“Matth: Tina (Corpl.) in His Majesty’s Regiment of York Hussars, and shot for Desertion, was Buried June 30th, 1801, aged 22 years. Born in the town of Sarrbruk, Germany.”

“Christop Bless, belonging to His Majesty’s Regiment of York Hussars, who was shot for Desertion, was Buried June 30th, 1801, aged 22 years. Born at Lothaargen, Alsatia.”

Returning from Bincombe and down again through Sutton Poyntz to Preston, we come to Osmington, with views down along on the right to Ringstead Bay; but, avoiding for the present the coast, strike inland, to Poxwell, the “Oxwell Hall” of The Trumpet Major. It is really three miles from “Overcombe,” and therefore not the close neighbour to the Lovedays it is made to be, for the purposes of the novel. The church stands beside of the road, the old manor-house, now a farmstead, the home of “Uncle Benjy,” miserly Squire Derriman, close by. In old days, back in 1634, when it was built, this curiously walled-in residence with its outer porter’s lodge, the physical and visible sign of an ever-present distrust of strangers, was a seat of the Henning family. That lodge still stands, obsolete as an avant-garde and gazebo for the timely spying out of unwelcome visitors, but very admirable for a summer-house, if the farmer had leisure for such things. But as he has not, but must continually “plough and sow, and reap and mow,” or see that others do so, the lodge is in every way a derelict. The farmer could perhaps add some testimony of his own respecting all those “romantic excellencies and practical drawbacks,” mentioned in the story, and existing in fact; but, farmers having a bent towards practicality, although they discuss, rather than practise it, it is to be supposed that he would place a stress upon the drawbacks, to the neglect of the romance.

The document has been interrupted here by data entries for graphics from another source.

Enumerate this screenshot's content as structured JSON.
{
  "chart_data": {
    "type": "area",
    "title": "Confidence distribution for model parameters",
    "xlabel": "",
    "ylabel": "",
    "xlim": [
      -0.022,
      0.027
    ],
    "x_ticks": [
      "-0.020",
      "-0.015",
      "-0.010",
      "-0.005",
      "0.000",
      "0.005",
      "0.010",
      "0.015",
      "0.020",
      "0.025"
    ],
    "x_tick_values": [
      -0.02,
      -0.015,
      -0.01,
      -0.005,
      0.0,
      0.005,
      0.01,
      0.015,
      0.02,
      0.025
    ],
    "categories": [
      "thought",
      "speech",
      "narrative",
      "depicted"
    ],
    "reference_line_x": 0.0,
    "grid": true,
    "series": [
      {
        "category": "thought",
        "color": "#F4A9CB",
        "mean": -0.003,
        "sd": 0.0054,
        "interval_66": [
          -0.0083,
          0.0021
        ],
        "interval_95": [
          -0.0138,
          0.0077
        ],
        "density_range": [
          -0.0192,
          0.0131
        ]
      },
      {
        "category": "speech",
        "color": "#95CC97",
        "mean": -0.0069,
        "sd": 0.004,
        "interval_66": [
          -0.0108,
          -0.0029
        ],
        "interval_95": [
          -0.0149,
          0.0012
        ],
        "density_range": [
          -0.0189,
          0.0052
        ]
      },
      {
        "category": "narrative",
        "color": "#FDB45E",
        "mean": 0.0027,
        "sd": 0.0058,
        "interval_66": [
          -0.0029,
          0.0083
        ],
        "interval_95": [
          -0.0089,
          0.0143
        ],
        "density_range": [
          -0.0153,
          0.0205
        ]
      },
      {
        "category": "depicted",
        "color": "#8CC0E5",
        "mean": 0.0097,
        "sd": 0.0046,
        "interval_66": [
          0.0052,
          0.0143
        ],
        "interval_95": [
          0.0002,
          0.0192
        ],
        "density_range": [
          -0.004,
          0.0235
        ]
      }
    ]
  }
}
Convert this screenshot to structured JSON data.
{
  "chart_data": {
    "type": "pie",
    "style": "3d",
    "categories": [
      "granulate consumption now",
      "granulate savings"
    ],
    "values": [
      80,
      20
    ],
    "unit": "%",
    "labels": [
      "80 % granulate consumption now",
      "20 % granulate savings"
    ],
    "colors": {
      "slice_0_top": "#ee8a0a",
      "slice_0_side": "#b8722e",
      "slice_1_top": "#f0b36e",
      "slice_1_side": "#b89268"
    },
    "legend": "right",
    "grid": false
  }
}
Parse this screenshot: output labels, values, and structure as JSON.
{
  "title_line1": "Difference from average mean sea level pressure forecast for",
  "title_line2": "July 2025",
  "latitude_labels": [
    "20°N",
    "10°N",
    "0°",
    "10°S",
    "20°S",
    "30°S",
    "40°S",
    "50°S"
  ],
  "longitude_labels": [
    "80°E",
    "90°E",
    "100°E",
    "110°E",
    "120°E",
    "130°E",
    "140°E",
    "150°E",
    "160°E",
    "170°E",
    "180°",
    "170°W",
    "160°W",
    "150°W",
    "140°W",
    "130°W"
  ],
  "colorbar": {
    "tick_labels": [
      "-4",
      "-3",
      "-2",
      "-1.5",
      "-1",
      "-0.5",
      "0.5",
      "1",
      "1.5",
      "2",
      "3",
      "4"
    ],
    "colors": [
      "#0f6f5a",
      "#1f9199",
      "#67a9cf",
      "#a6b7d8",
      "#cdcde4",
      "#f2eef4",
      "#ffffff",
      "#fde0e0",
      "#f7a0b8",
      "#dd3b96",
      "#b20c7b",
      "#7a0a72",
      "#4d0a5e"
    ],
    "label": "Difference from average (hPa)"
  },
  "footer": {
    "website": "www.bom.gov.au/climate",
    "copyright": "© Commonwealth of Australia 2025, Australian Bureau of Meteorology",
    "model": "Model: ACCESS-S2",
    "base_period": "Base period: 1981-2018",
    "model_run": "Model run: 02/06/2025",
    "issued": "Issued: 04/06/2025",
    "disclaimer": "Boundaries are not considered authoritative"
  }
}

Pursuing the road onwards from Poxwell, we come, in a mile and a half, to the cross-roads at “Warm’ell Cross,” leading on the left to Dorchester, on the right to Wareham, and straight ahead across the remotenesses of “Egdon Heath,” to Moreton station. Here we turn to the right, and so miss the village of Warmwell, whence the cross roads take their name. It is not by any means, to the ordinary traveller, a remarkable crossing of the roads, but it has associations for the pilgrim stored with the literary lore of the Hardy Country, for it was here, in the story of The Distracted Preacher, that Mr. Stockdale, the Wesleyan minister of Nether Mynton, by the aid of their voices, crying “Hoi—hoi—hoi! Help, help!” discovered Will Latimer and the exciseman tied to the trees by the smuggler friends of his Lizzie. Turning here to the right, Owermoigne itself—the “Nether Mynton” of that tale of smuggled spirits and religious scruples—is reached in another mile; the church and its tiny village of thatched rusticity standing shyly, as such a smuggler’s haunt should do, off the broad high road and down a little stumbly and rutty lane. The body of the church has been rebuilt since Lizzie Newberry and her friends stored “the stuff” in the tower and the churchyard, but that churchyard remains the same, as also does the tower from whose battlements the “free traders” spied upon the excisemen, searching for those hidden tubs.

From this road there is a better distant view of the great equestrian effigy of George III., cut in the chalky southern slopes of the downs, than from any other point. He looks impressive, in the ghostly sort, seen across the bare slopes, where perhaps an occasional farmstead or barton, or a row of wheat-ricks, accentuates the solitude and at the same time gives scale to the chalky effigies of His Majesty and that very elegant horse of his, showing how very large this horse and rider really are. The gallant Trumpet Major told about the making of this memorial, as he and Anne Garland walked among the flowering peas, and described what this “huge picture of the king on horseback in the earth of the hill” was to be like: “The King’s head is to be as big as our mill-pond, and his body as big as this garden; he and the horse will cover more than an acre.”

And here he is to this day, very spirited and martial, with his cocked hat and marshal’s baton.

It is, however, a weariful business to arrive in the neighbourhood of him, for those chalk downs are just as inhospitable in the sun as they are in the storms of winter, the only difference lying between being fried on their shelterless sides when the thermometer registers ninety degrees, or frozen when the mercury sinks towards zero.

Some two miles of highway along the verge of Egdon Heath bring us to a right-hand turning, leading past Winfrith Newburgh by a somewhat more shaded route up over the crest of these chalky ranges, and then with several turnings, steeply down, and at length, “by and large”—as sailors say—to the village of West Lulworth, which lies at the inland end of a coombe, the better part of a mile from Lulworth Cove.